First of all, no one would ever say they “like” ads. But they are effective; they work. There is a reason why the advertising industry is worth billions of dollars. Paying a target location at the heart of your desired audience to host your ad is a marketing strategy that works well.
In digital marketing courses, they teach you that you need two types of promotion: paid and earned. Paid is exactly what it sounds like. You buy a spot; your product appears there. Earned simply means that you crafted a great product and certain media outlets or personalities will want to talk about it regardless—for free.
Most successful marketing campaigns have room for both. Most campaigns also have a budget. Smaller projects equal smaller budgets. Small budgets also tend to mean smaller reach. This is real—and it sucks.
It means the rich get richer (in profits and fame), and small artists struggle.
The crux of disliking the “pay to win” advertising model is relatable. As a small content creator, I know this intimately. If I want my voice to carry, I have to work ten times as hard because I can’t afford to offload the work to a large influencer with a built-in audience. Pokimane will never retweet (re-X?) me; I don’t have the cash.
But I can work closely with other small creators and we can all uplift one another instead. I can pay their (usually very reasonable) rates or trade products/services somehow. I can at least listen to what they have to say, share their content that resonates with me, and appreciate how much they do for free to cultivate the kind of audiences that I would want to be a part of anyway.
And here’s where it gets really tough: the cozy game community is largely a woman-led space. And we are very, very used to being told our labor isn’t valuable, that it isn’t worth anything, financially speaking. So hearing a cozy game publisher make the above comments sting with a particularly nasty heat.
Let me tell you: as a small content creator, it is so, so hard to ask for compensation for your time, energy, and work. You feel like a sellout. We all start these passion projects because we love the material we work with, whether it be cozy games or something else. Most of us are doing this on top of our day job. Maybe multiple day-jobs.
I was going to cover Spirittea regardless. I have a review template mocked up and I purchased it for Nintendo Switch. But before that: I am way behind on a My Time at Sandrock review due to hosting out-of-town guests for a couple of days and Coral Island is popping off right now so I need to hurry and join in to be part of the buzz.
I could not wait to play Spirittea. In fact, I posted my intentions to do so over a week ago. But to drop everything I’m working on and produce content right now? That’s a huge ask.

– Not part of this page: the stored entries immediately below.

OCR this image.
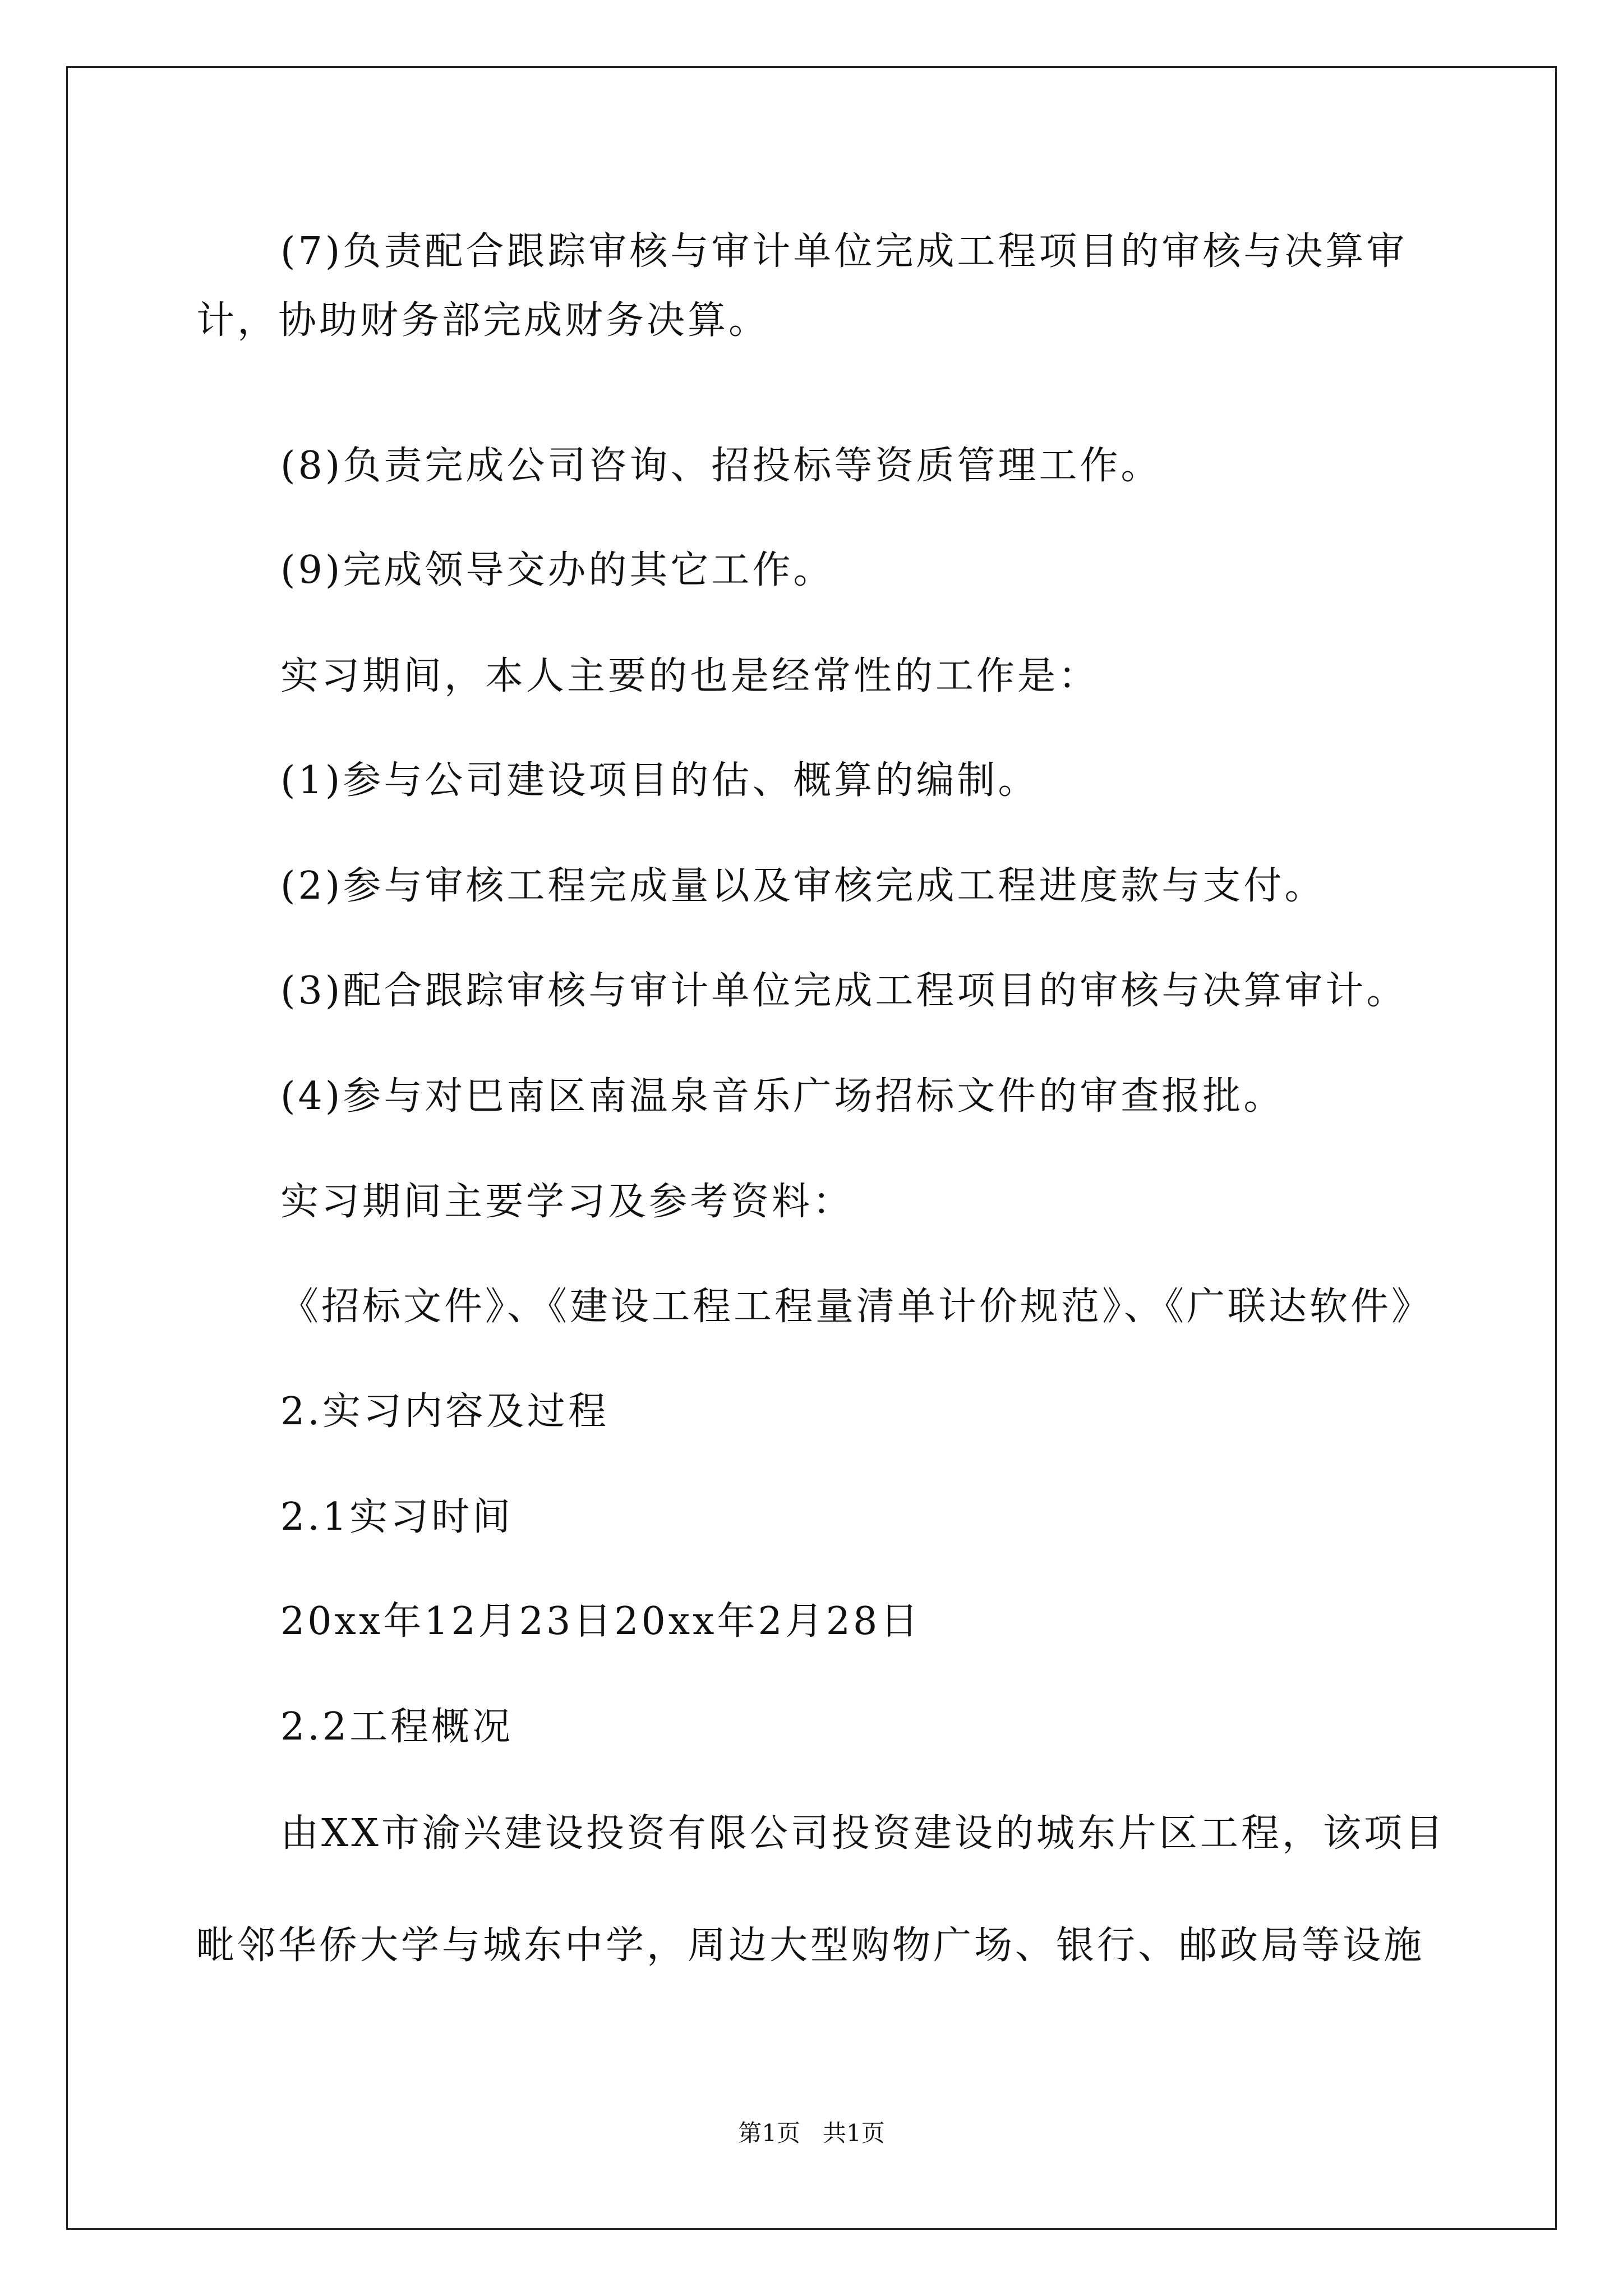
(7)负责配合跟踪审核与审计单位完成工程项目的审核与决算审
计，协助财务部完成财务决算。
(8)负责完成公司咨询、招投标等资质管理工作。
(9)完成领导交办的其它工作。
实习期间，本人主要的也是经常性的工作是：
(1)参与公司建设项目的估、概算的编制。
(2)参与审核工程完成量以及审核完成工程进度款与支付。
(3)配合跟踪审核与审计单位完成工程项目的审核与决算审计。
(4)参与对巴南区南温泉音乐广场招标文件的审查报批。
实习期间主要学习及参考资料：
《招标文件》、《建设工程工程量清单计价规范》、《广联达软件》
2.实习内容及过程
2.1实习时间
20xx年12月23日20xx年2月28日
2.2工程概况
由XX市渝兴建设投资有限公司投资建设的城东片区工程，该项目
毗邻华侨大学与城东中学，周边大型购物广场、银行、邮政局等设施
第1页   共1页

Content creators are not saying: “Pay me or I will never touch nor support your game.” If it’s a good fit for our audience, I promise your game is on an ever-expanding to-do list. A to-do list that often starts when we get off our full-time job at 5 PM and ends when we are aching and tired after midnight.
But if you want to cut the line? That’s a privilege that most small content creators cannot afford to give you without great cost to themselves and their current works-in-progress. If I stop playing My Time at Sandrock to review Spirittea instead, Sandrock may never be completed. Or I may have to restart the game to catch up on the flow and mechanics of where I was before.

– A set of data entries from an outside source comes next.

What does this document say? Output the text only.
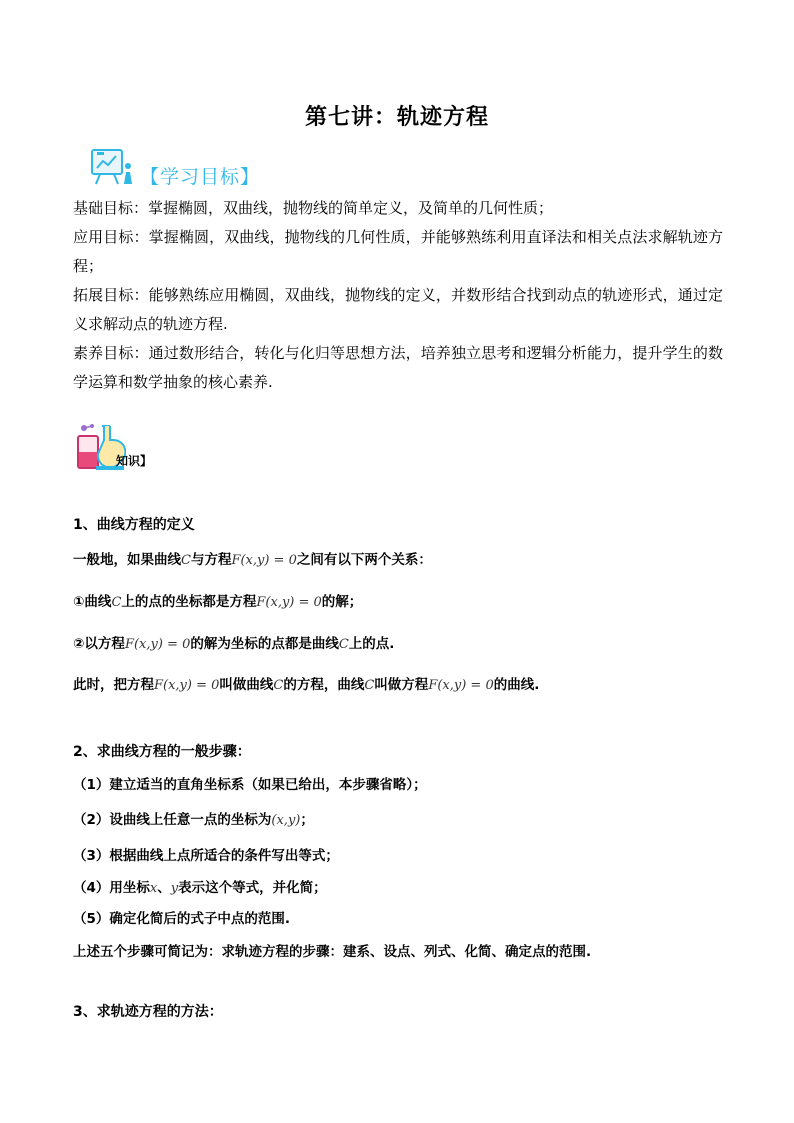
第七讲：轨迹方程
【学习目标】
基础目标：掌握椭圆，双曲线，抛物线的简单定义，及简单的几何性质；
应用目标：掌握椭圆，双曲线，抛物线的几何性质，并能够熟练利用直译法和相关点法求解轨迹方程；
拓展目标：能够熟练应用椭圆，双曲线，抛物线的定义，并数形结合找到动点的轨迹形式，通过定义求解动点的轨迹方程.
素养目标：通过数形结合，转化与化归等思想方法，培养独立思考和逻辑分析能力，提升学生的数学运算和数学抽象的核心素养.
知识】
1、曲线方程的定义
一般地，如果曲线C与方程F(x,y) = 0之间有以下两个关系：
①曲线C上的点的坐标都是方程F(x,y) = 0的解；
②以方程F(x,y) = 0的解为坐标的点都是曲线C上的点.
此时，把方程F(x,y) = 0叫做曲线C的方程，曲线C叫做方程F(x,y) = 0的曲线.
2、求曲线方程的一般步骤：
（1）建立适当的直角坐标系（如果已给出，本步骤省略）；
（2）设曲线上任意一点的坐标为(x,y)；
（3）根据曲线上点所适合的条件写出等式；
（4）用坐标x、y表示这个等式，并化简；
（5）确定化简后的式子中点的范围.
上述五个步骤可简记为：求轨迹方程的步骤：建系、设点、列式、化简、确定点的范围.
3、求轨迹方程的方法：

And how is that fair to Pathea Games and Focus Entertainment, when their title was released first?
And that, my cozy friends, is the heart of the matter. If you want to be promoted (and you have a great product): just wait! The content is on its way. I promise. But if you need more, right now, at the expense of others ahead of you…well, that must be worth something, right?
Signing off. Please stay cozy…and kind.